Шрифт:
Интервал:
Закладка:
– Да, знаю. Но потом, утром, ты приехала домой. В котором часу ты приехала?
– В начале восьмого. Папа сидел за столом, здесь сидел, мы с ним говорили. Ему было плохо, но я не знала, не понимала, я думала, это от водки. Потом я помогла ему дойти до спальни, уложила в постель и сама легла спать.
– О чем вы с ним говорили? – Вероника сжала мое плечо – от невыносимо близкого жара ее тела было нечем дышать.
О чем говорили? О том, что они с мамой передо мной ни в чем не виноваты, о том, что без нее, он понял, жить не сможет, о том…
– Он сказал, что ночью кто-то к нему приходил.
– Кто приходил?
– Не знаю. Может, убийца?
Вероника вздохнула – выдохнула вздох мне в лицо.
– Это не мог быть убийца. Убийцы не было.
Она отстранилась от меня, закрыла лицо руками и заплакала. Но быстро успокоилась. Не отнимая рук от лица, насморочным голосом рассказала, как пришла сюда в начале одиннадцатого, подумала, что мы еще спим, и решила не будить, принялась убирать со стола и мыть посуду. Потом сняла скатерть… Под скатертью она обнаружила записку.
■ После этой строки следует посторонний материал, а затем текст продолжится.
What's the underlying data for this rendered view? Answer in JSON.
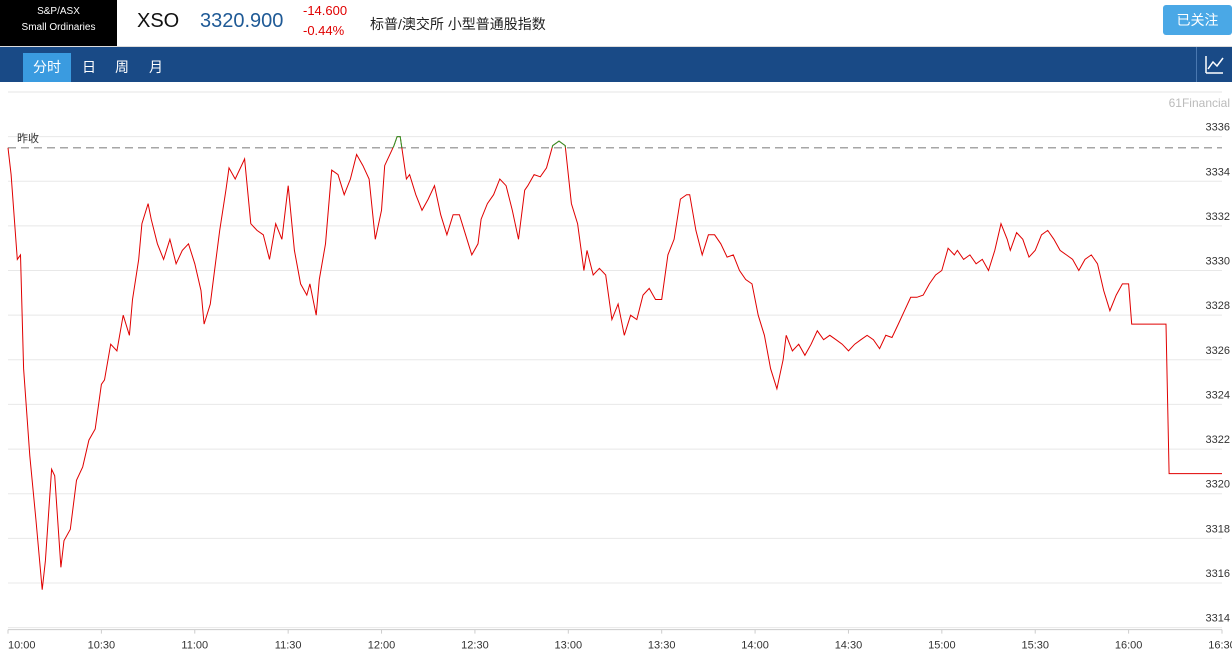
{
  "header": {
    "badge": [
      "S&P/ASX",
      "Small Ordinaries"
    ],
    "symbol": "XSO",
    "price": "3320.900",
    "change": "-14.600",
    "change_pct": "-0.44%",
    "name": "标普/澳交所 小型普通股指数",
    "button": "已关注"
  },
  "tabs": [
    "分时",
    "日",
    "周",
    "月"
  ],
  "watermark": "61Financial",
  "chart_data": {
    "type": "line",
    "xlim": [
      "10:00",
      "16:30"
    ],
    "xticks": [
      "10:00",
      "10:30",
      "11:00",
      "11:30",
      "12:00",
      "12:30",
      "13:00",
      "13:30",
      "14:00",
      "14:30",
      "15:00",
      "15:30",
      "16:00",
      "16:30"
    ],
    "ylim": [
      3314,
      3338
    ],
    "yticks": [
      3314,
      3316,
      3318,
      3320,
      3322,
      3324,
      3326,
      3328,
      3330,
      3332,
      3334,
      3336
    ],
    "grid": true,
    "reference_line": {
      "label": "昨收",
      "value": 3335.5,
      "color": "#888888"
    },
    "x": [
      "10:00",
      "10:01",
      "10:03",
      "10:04",
      "10:05",
      "10:07",
      "10:09",
      "10:11",
      "10:12",
      "10:14",
      "10:15",
      "10:17",
      "10:18",
      "10:20",
      "10:22",
      "10:24",
      "10:26",
      "10:28",
      "10:30",
      "10:31",
      "10:33",
      "10:35",
      "10:37",
      "10:39",
      "10:40",
      "10:42",
      "10:43",
      "10:45",
      "10:46",
      "10:48",
      "10:50",
      "10:52",
      "10:54",
      "10:56",
      "10:58",
      "11:00",
      "11:02",
      "11:03",
      "11:05",
      "11:06",
      "11:08",
      "11:10",
      "11:11",
      "11:13",
      "11:15",
      "11:16",
      "11:18",
      "11:20",
      "11:22",
      "11:24",
      "11:26",
      "11:28",
      "11:30",
      "11:32",
      "11:34",
      "11:36",
      "11:37",
      "11:39",
      "11:40",
      "11:42",
      "11:44",
      "11:46",
      "11:48",
      "11:50",
      "11:52",
      "11:54",
      "11:56",
      "11:58",
      "12:00",
      "12:01",
      "12:04",
      "12:05",
      "12:06",
      "12:08",
      "12:09",
      "12:11",
      "12:13",
      "12:15",
      "12:17",
      "12:19",
      "12:21",
      "12:23",
      "12:25",
      "12:27",
      "12:29",
      "12:31",
      "12:32",
      "12:34",
      "12:36",
      "12:38",
      "12:40",
      "12:42",
      "12:44",
      "12:46",
      "12:47",
      "12:49",
      "12:51",
      "12:53",
      "12:55",
      "12:57",
      "12:59",
      "13:01",
      "13:03",
      "13:05",
      "13:06",
      "13:08",
      "13:10",
      "13:12",
      "13:14",
      "13:16",
      "13:18",
      "13:20",
      "13:22",
      "13:24",
      "13:26",
      "13:28",
      "13:30",
      "13:32",
      "13:34",
      "13:36",
      "13:38",
      "13:39",
      "13:41",
      "13:43",
      "13:45",
      "13:47",
      "13:49",
      "13:51",
      "13:53",
      "13:55",
      "13:57",
      "13:59",
      "14:01",
      "14:03",
      "14:05",
      "14:07",
      "14:09",
      "14:10",
      "14:12",
      "14:14",
      "14:16",
      "14:18",
      "14:20",
      "14:22",
      "14:24",
      "14:26",
      "14:28",
      "14:30",
      "14:32",
      "14:34",
      "14:36",
      "14:38",
      "14:40",
      "14:42",
      "14:44",
      "14:46",
      "14:48",
      "14:50",
      "14:52",
      "14:54",
      "14:56",
      "14:58",
      "15:00",
      "15:02",
      "15:04",
      "15:05",
      "15:07",
      "15:09",
      "15:11",
      "15:13",
      "15:15",
      "15:17",
      "15:19",
      "15:21",
      "15:22",
      "15:24",
      "15:26",
      "15:28",
      "15:30",
      "15:32",
      "15:34",
      "15:36",
      "15:38",
      "15:40",
      "15:42",
      "15:44",
      "15:46",
      "15:48",
      "15:50",
      "15:52",
      "15:54",
      "15:56",
      "15:58",
      "16:00",
      "16:01",
      "16:03",
      "16:12",
      "16:13",
      "16:30"
    ],
    "series": [
      {
        "name": "XSO",
        "color": "#e00000",
        "up_color": "#2a9d2a",
        "values": [
          3335.5,
          3334.3,
          3330.5,
          3330.7,
          3325.6,
          3321.7,
          3318.8,
          3315.7,
          3317.0,
          3321.1,
          3320.8,
          3316.7,
          3317.9,
          3318.4,
          3320.6,
          3321.2,
          3322.4,
          3322.9,
          3324.9,
          3325.1,
          3326.7,
          3326.4,
          3328.0,
          3327.1,
          3328.7,
          3330.5,
          3332.1,
          3333.0,
          3332.3,
          3331.2,
          3330.5,
          3331.4,
          3330.3,
          3330.9,
          3331.2,
          3330.3,
          3329.1,
          3327.6,
          3328.5,
          3329.6,
          3331.8,
          3333.6,
          3334.6,
          3334.1,
          3334.7,
          3335.0,
          3332.1,
          3331.8,
          3331.6,
          3330.5,
          3332.1,
          3331.4,
          3333.8,
          3330.9,
          3329.4,
          3328.9,
          3329.4,
          3328.0,
          3329.6,
          3331.2,
          3334.5,
          3334.3,
          3333.4,
          3334.1,
          3335.2,
          3334.7,
          3334.1,
          3331.4,
          3332.7,
          3334.7,
          3335.6,
          3336.0,
          3336.0,
          3334.1,
          3334.3,
          3333.4,
          3332.7,
          3333.2,
          3333.8,
          3332.5,
          3331.6,
          3332.5,
          3332.5,
          3331.6,
          3330.7,
          3331.2,
          3332.3,
          3333.0,
          3333.4,
          3334.1,
          3333.8,
          3332.7,
          3331.4,
          3333.6,
          3333.8,
          3334.3,
          3334.2,
          3334.6,
          3335.6,
          3335.8,
          3335.6,
          3333.0,
          3332.1,
          3330.0,
          3330.9,
          3329.8,
          3330.1,
          3329.8,
          3327.8,
          3328.5,
          3327.1,
          3328.0,
          3327.8,
          3328.9,
          3329.2,
          3328.7,
          3328.7,
          3330.7,
          3331.4,
          3333.2,
          3333.4,
          3333.4,
          3331.8,
          3330.7,
          3331.6,
          3331.6,
          3331.2,
          3330.6,
          3330.7,
          3330.0,
          3329.6,
          3329.4,
          3328.0,
          3327.1,
          3325.6,
          3324.7,
          3326.0,
          3327.1,
          3326.4,
          3326.7,
          3326.2,
          3326.7,
          3327.3,
          3326.9,
          3327.1,
          3326.9,
          3326.7,
          3326.4,
          3326.7,
          3326.9,
          3327.1,
          3326.9,
          3326.5,
          3327.1,
          3327.0,
          3327.6,
          3328.2,
          3328.8,
          3328.8,
          3328.9,
          3329.4,
          3329.8,
          3330.0,
          3331.0,
          3330.7,
          3330.9,
          3330.5,
          3330.7,
          3330.3,
          3330.5,
          3330.0,
          3330.9,
          3332.1,
          3331.4,
          3330.9,
          3331.7,
          3331.4,
          3330.6,
          3330.9,
          3331.6,
          3331.8,
          3331.4,
          3330.9,
          3330.7,
          3330.5,
          3330.0,
          3330.5,
          3330.7,
          3330.3,
          3329.1,
          3328.2,
          3328.9,
          3329.4,
          3329.4,
          3327.6,
          3327.6,
          3327.6,
          3320.9,
          3320.9
        ]
      }
    ]
  }
}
– Я сначала не поняла, что это такое. Подумала, просто какая-то бумажка. Отложила ее в сторону, понесла скатерть в стирку… А потом… Если бы не мама, если бы не ее смерть, мне бы и в голову не пришло… раньше бы никогда не пришло… А тут меня вдруг как по голове стукнуло. Что-то такое… не знаю, какое-то чувство. Я бросилась в комнату, развернула записку… В общем, сама смотри, – Вероника достала из кармана сложенный, как письмо, лист бумаги, – а я не могу, не могу. – Она положила передо мной листок, отвернулась и зарыдала.
– «Я принял мышьяк добровольно. Прошу никого не винить», – прочитала я вслух, словно предсмертная объяснительная записка касалась не моего отца, а была напечатана в книге.
– Самоубийство, – прорыдала Вероника. – Надо звонить… надо идти… Ты скажи им, что пришла вместе со мной, что записку мы обнаружили вместе. Так будет лучше. Говорить буду я, но ты тоже скажи…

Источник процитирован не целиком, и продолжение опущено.